A win share represents one-third of a team win, by definition.[1] If a team wins 80 games in a season, then its players will share 240 win shares. The formula for calculating win shares is complicated; it takes up pages 16–100 in the book. The general approach is to take the team's win shares (i.e., 3 times its number of wins), then divide them between offense and defense.
On a team with equal offensive and defensive prowess, hitters receive 48% of the win shares and those win shares are allocated among the hitters based on runs created. An estimation is then made to decide what amount of the defensive credit goes to pitchers and what amount goes to fielders. Pitching contributions typically receive 35% (or 36%) of the win shares, defensive contributions receive 17% (or 16%) of the win shares. The pitching contributions are allocated among the pitchers based on runs prevented, the pitchers' analogue to runs created.

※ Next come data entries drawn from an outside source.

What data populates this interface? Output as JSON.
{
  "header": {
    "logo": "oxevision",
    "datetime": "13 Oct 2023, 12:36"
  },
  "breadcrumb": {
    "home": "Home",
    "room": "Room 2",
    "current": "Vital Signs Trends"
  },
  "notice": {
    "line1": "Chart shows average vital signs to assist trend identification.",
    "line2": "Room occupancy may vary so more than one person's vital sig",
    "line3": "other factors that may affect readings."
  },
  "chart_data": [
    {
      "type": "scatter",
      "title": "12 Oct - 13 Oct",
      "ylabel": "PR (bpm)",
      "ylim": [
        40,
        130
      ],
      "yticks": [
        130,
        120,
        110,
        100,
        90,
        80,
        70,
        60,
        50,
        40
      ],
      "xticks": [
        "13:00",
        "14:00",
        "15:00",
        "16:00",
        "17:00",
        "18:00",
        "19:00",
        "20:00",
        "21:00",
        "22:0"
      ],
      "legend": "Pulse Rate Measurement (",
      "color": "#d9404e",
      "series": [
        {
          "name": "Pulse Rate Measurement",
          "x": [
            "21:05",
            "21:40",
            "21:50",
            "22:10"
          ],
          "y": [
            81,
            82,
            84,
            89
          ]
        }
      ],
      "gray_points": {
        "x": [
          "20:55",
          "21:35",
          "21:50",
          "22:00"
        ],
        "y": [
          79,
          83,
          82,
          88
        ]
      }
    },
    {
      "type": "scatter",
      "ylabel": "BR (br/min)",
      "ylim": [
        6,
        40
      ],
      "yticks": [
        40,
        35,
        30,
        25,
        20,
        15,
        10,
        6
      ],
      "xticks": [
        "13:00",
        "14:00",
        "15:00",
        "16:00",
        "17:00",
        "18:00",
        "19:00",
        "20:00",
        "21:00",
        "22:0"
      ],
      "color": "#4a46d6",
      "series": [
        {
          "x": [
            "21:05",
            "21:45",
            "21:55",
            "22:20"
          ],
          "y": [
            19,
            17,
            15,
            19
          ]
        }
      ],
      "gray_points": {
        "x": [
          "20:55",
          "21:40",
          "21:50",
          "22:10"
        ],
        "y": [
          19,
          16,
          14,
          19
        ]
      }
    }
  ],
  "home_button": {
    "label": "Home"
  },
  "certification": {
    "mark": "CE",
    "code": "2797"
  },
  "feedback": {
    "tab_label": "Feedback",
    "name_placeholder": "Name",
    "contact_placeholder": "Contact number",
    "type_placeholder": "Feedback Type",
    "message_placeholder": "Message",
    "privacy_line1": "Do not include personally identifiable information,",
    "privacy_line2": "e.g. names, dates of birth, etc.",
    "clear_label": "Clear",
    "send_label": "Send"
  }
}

Fielding contributions are allocated among the fielders based on a number of assumptions and a selection of traditional defensive statistics.[2]
In Major League Baseball, based on a 162-game schedule, a typical All-Star might amass 20 win shares in a season. More than 30 win shares (i.e. the player is directly responsible for 10 wins by his team) is indicative of MVP-level performance, and 40+ win shares represents an exceptional, historic season. For pitchers, Win Shares levels are typically lower—in fact, they often come close to mirroring actual wins.
Win shares differs from other sabermetric player rating metrics such as Total player rating and VORP in that it is based on total team wins, not runs above average.